Эдмунд кивнул в знак согласия.

— В Великой Нормандии живут три миллиона людей, — сказал он, — и менее пяти тысяч вампиров. Во всей Галлии насчитывается всего лишь сорок тысяч вампиров, и столько же в Византийской империи. Не знаю, сколько их в Валашском ханстве или в Китае, но вряд ли намного больше. В Африке на каждого вампира приходится по три четыре тысячи человек. Если люди перестанут считать их демонами, полубогами или непобедимыми слугами зла, то их империя вскоре падет. Прожитые века дают им мудрость, но долголетие, по-видимому, неблагоприятно действует на творческую мысль: они могут научиться чему-либо, но не могут ничего изобрести. Люди по-прежнему остаются истинными властителями искусства и науки — этих двигателей прогресса. Вампиры попытались взять науку под контроль, обратить себе на пользу, однако она тревожит их, словно заноза в боку.

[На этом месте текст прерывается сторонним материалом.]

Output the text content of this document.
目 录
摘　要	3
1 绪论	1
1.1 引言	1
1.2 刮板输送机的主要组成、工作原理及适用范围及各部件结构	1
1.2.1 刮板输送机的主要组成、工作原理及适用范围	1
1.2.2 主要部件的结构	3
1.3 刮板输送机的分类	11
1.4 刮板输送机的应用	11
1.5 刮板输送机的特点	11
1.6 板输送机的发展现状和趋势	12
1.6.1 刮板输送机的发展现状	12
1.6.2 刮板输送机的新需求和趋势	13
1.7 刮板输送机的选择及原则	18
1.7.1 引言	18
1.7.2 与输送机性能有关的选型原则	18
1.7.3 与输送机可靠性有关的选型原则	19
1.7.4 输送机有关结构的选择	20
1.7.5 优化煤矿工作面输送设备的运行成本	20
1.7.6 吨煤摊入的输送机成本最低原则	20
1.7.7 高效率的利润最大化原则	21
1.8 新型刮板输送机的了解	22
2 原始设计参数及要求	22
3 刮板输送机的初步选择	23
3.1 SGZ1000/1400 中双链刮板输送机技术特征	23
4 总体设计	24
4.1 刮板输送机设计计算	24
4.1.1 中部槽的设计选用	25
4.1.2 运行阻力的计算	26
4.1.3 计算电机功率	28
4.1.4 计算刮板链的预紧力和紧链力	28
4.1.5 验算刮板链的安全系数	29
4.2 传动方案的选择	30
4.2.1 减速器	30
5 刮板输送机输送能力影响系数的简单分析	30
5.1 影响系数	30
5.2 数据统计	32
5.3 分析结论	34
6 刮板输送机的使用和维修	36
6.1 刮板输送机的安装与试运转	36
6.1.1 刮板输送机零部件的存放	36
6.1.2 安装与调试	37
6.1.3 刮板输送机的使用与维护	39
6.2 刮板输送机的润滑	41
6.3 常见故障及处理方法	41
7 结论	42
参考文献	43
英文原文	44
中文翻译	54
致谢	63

— Но они обладают могуществом, — настаивал Ноэль. — Они же вампиры.

Эдмунд пожал плечами:

— Долголетие не выдумка, так же как и вечная молодость. Но правда ли, что это результат колдовства? Я не знаю точно, какая сила заключена в заклинаниях и ритуалах вампиров, и думаю, что даже они сами не знают. Они цепляются за свои обряды, потому что не осмеливаются отказаться от них, но кто знает, какова природа силы, превращающей людей в вампиров? Дар дьявола? Вряд ли. Я не верю в дьявола — я думаю, что дело здесь в крови. Мне кажется, что вампиризм — нечто вроде болезни, но эта болезнь не ослабляет людей, а делает их сильнее, позволяет им противостоять смерти, вместо того чтобы убить. Представь, что это правда, — теперь тебе ясно, почему леди Кармилла спросила, рассматривал ли я под микроскопом кровь?